The chimichanga, in the unlikely event you’ve never had one, is a fried or baked burrito. 

Chimichangas, though you will find them on menus at many Mexican restaurants, including Chirrion Mexican Grill in Forest Park, did not originate in Mexico. Just as crab Rangoon came not from Myanmar but rather San Francisco, and just as Caesar salad came not from Italy but from Tijuana, Mexico, the popular Mexican-seeming chimichanga came from Arizona. 

The L.A. Times repeats the generally accepted story that in the late 1940s/early 1950s, Monica Flin, “a madcap fortysomething who owned and lived at El Charro Café” in downtown Tucson, was whipping up a midnight snack in the kitchen, when one of the many nieces she was babysitting bumped into her and dislodged the bean burrito she was holding. The bean burrito fell into a pot of hot oil, and it became what may have been the world’s first chimichanga.
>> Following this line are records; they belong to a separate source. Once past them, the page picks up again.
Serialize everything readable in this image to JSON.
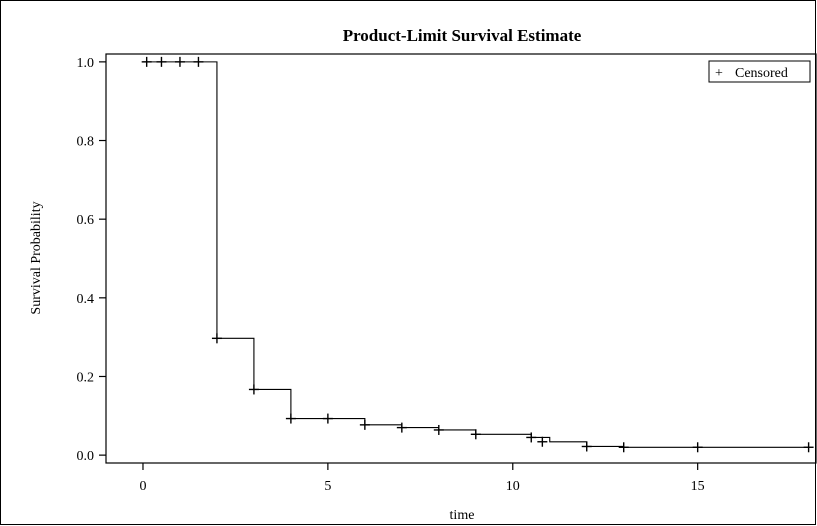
{
  "chart_data": {
    "type": "line",
    "title": "Product-Limit Survival Estimate",
    "xlabel": "time",
    "ylabel": "Survival Probability",
    "xlim": [
      -1,
      18.2
    ],
    "ylim": [
      -0.02,
      1.02
    ],
    "xticks": [
      0,
      5,
      10,
      15
    ],
    "yticks": [
      0.0,
      0.2,
      0.4,
      0.6,
      0.8,
      1.0
    ],
    "xtick_labels": [
      "0",
      "5",
      "10",
      "15"
    ],
    "ytick_labels": [
      "0.0",
      "0.2",
      "0.4",
      "0.6",
      "0.8",
      "1.0"
    ],
    "grid": false,
    "legend": {
      "position": "top-right",
      "entries": [
        {
          "marker": "+",
          "label": "Censored"
        }
      ]
    },
    "survival_steps": {
      "x": [
        0,
        2,
        3,
        4,
        6,
        7,
        8,
        9,
        10.5,
        11,
        12,
        13,
        18
      ],
      "y": [
        1.0,
        0.297,
        0.167,
        0.093,
        0.077,
        0.07,
        0.064,
        0.053,
        0.045,
        0.034,
        0.022,
        0.02,
        0.02
      ]
    },
    "censored": {
      "x": [
        0.1,
        0.5,
        1.0,
        1.5,
        2.0,
        3.0,
        4.0,
        5.0,
        6.0,
        7.0,
        8.0,
        9.0,
        10.5,
        10.8,
        12.0,
        13.0,
        15.0,
        18.0
      ],
      "y": [
        1.0,
        1.0,
        1.0,
        1.0,
        0.297,
        0.167,
        0.093,
        0.093,
        0.077,
        0.07,
        0.064,
        0.053,
        0.045,
        0.034,
        0.022,
        0.02,
        0.02,
        0.02
      ]
    }
  }
}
Conception-by-accident has led to many of our favorite foods. 

Potato chips, an undeniably popular snack the world over, seems to have been invented in the mid-19th century by a chef named George Crum, who became angry when guests complained his French fries were not crispy enough. So he cut them thin and fried them in hot oil — crispy enough for you?! — and the rest is history.

Chocolate chip cookies, according to the Christian Science Monitor, were born when Ruth Graves Wakefield, owner of the Toll House Inn in Whitman, Massachusetts, was making Butter Drop Do cookies for her guests. The recipe required baker’s chocolate, but she was all out, so she added chunks of Nestle’s semisweet chocolate. She thought the chunks — or “chips” — would melt, but they didn’t, and she accidentally became the inventor of one of America’s favorite cookies. 

Even the invention of beer, attributed to the ancient Sumerians, may have been discovered by accident when someone left bread or grains in the rain. Ambient yeasts in the air would have stimulated the grains to ferment, and at some point, a brave soul took a sip and, whoa, not bad!

Upon reflection, the invention of the chimichanga seems inevitable. Go to a county fair, and what will they be frying up to please the masses of fair-goers? Answer: everything! From spaghetti (in Texas, no kidding) to ice cream bars, a trip to the fryer is a way to “add value” to somewhat common foods. The value added by frying is that the exterior becomes pleasantly crisp and the whole thing may become *tastier*. That’s because fats, including oil, carry flavor. Many of the flavors in foods are fat-soluble, so the food’s delicious essences spread into the oily fat and become more apparent to our palates. In this way, frying makes many foods taste better.

We much prefer a fried burrito to a regular burrito, and though the chimichanga at Chirrion Mexican Grill is, to the best of my recollection, the first chimichanga I ever ordered in a restaurant, I now want more.